The only thing that most Americans can agree on is that we are tired of the rancor, the partisanship, and the ugly rhetoric that has marked policy discussions and debates during the past election cycle. In the days following the election it seems there has been a slight shift in tone and a renewed commitment to talk about old issues in new ways. One area this change in tone is critically needed is on the topic of abortion.

The abortion debate in decades past has been one of stigma and shame. The anti-abortion movement promotes increasing regulation while voicing harsh rhetoric, and even attacking exceptions for rape, incest, and the health of the mother under attack. Elected male officials are primarily leading this charge while the voices of women who have had abortions have been largely absent or marginalized. This silencing of women’s voices is especially notable because the Guttmacher Institute reports that one in three American women will undergo an abortion in her lifetime.  Since 1973 when Roe v. Wade legalized abortion, approximately 53 million women have undergone the procedure.

It is understandable why most women who have had abortions are reluctant to speak out when the issue and their decisions are so stigmatized and politicized.
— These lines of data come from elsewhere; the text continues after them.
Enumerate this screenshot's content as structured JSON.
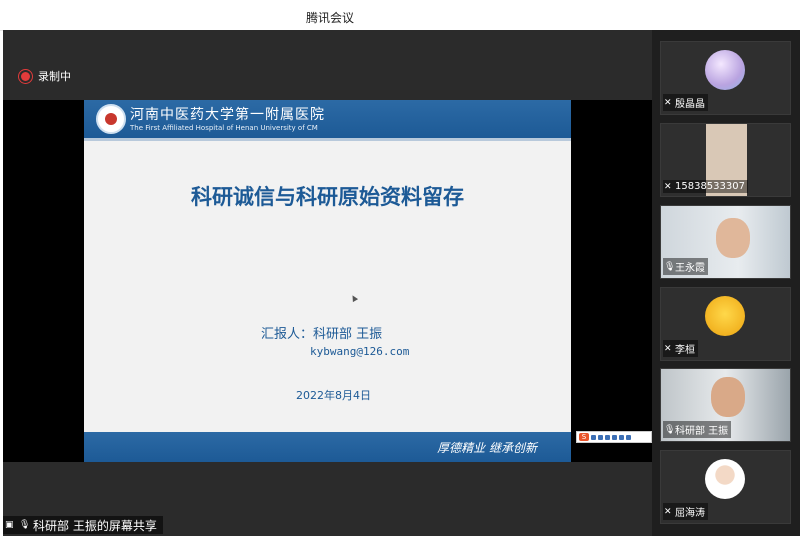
{
  "window": {
    "title": "腾讯会议"
  },
  "recording": {
    "label": "录制中"
  },
  "slide": {
    "header_cn": "河南中医药大学第一附属医院",
    "header_en": "The First Affiliated Hospital of Henan University of CM",
    "title": "科研诚信与科研原始资料留存",
    "reporter": "汇报人：科研部 王振",
    "email": "kybwang@126.com",
    "date": "2022年8月4日",
    "motto": "厚德精业  继承创新"
  },
  "share_label": "科研部 王振的屏幕共享",
  "participants": [
    {
      "name": "殷晶晶",
      "mic": "muted",
      "type": "avatar",
      "color": "#c9b8e6"
    },
    {
      "name": "15838533307",
      "mic": "muted",
      "type": "video"
    },
    {
      "name": "王永霞",
      "mic": "on",
      "type": "video"
    },
    {
      "name": "李桓",
      "mic": "muted",
      "type": "avatar",
      "color": "#f4c542"
    },
    {
      "name": "科研部 王振",
      "mic": "on",
      "type": "video"
    },
    {
      "name": "屈海涛",
      "mic": "muted",
      "type": "avatar",
      "color": "#ffffff"
    }
  ]
}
However, it is time to turn the tide and start speaking about the topic of abortion and the women who have them in very different ways. Fortunately, we have some remarkable women who are leading the conversation.

Two of these women are Charlotte Taft, director of the Abortion Care Network, a coalition of independent abortion providers, and Shelley Oram of Imagine! Counseling.  After working with thousands of women coming in for abortions they have observed that good women, the majority of them women of faith, have abortions. They say to women, “You are a good woman. It may be hard for you to believe that right now, but deep in your heart you know you are making your decision out of a place of goodness. This pregnancy and whatever choice you make about it doesn’t change that. For some women abortion is a clear, certain decision. For others is can be really hard. For most women, it is somewhere in between.”

They encourage women to honor themselves and work to eschew the judgements of others. They remind women that the anti-abortion protesters don’t know them and what is in their heads and hearts. They also ask:

“Can it be that women know something very deep inside, even deeper than fear and shame? Can it be that women know it is their responsibility to decide when to bring new life into this world? Women are not the enemies of our children- even those we decide not to bring into the world.”

Another wonderful woman is Rev. Rebecca Turner,  executive director of the counseling center Faith Aloud and a minister in United Church of Christ. She says we must shift the abortion discussion away from the shaming perspective based on the belief that God is a judge, and on the view that there are specific rules to follow, punishment for those who don’t follow them, including hell, based in the view of women as creators of sin who must be chaste. Her alternative, and much more compassionate, view is that God is a friend, there is freedom and grace for all, nothing can separate one from the love of God, and the belief that women are moral and sexual beings.

If these ideas for framing the abortion question are adopted, policy decisions would look radically different. This is the hope and change American women desperately want in the policy debate on women’s reproductive health. This election women spoke. The only question is, will policy makers listen?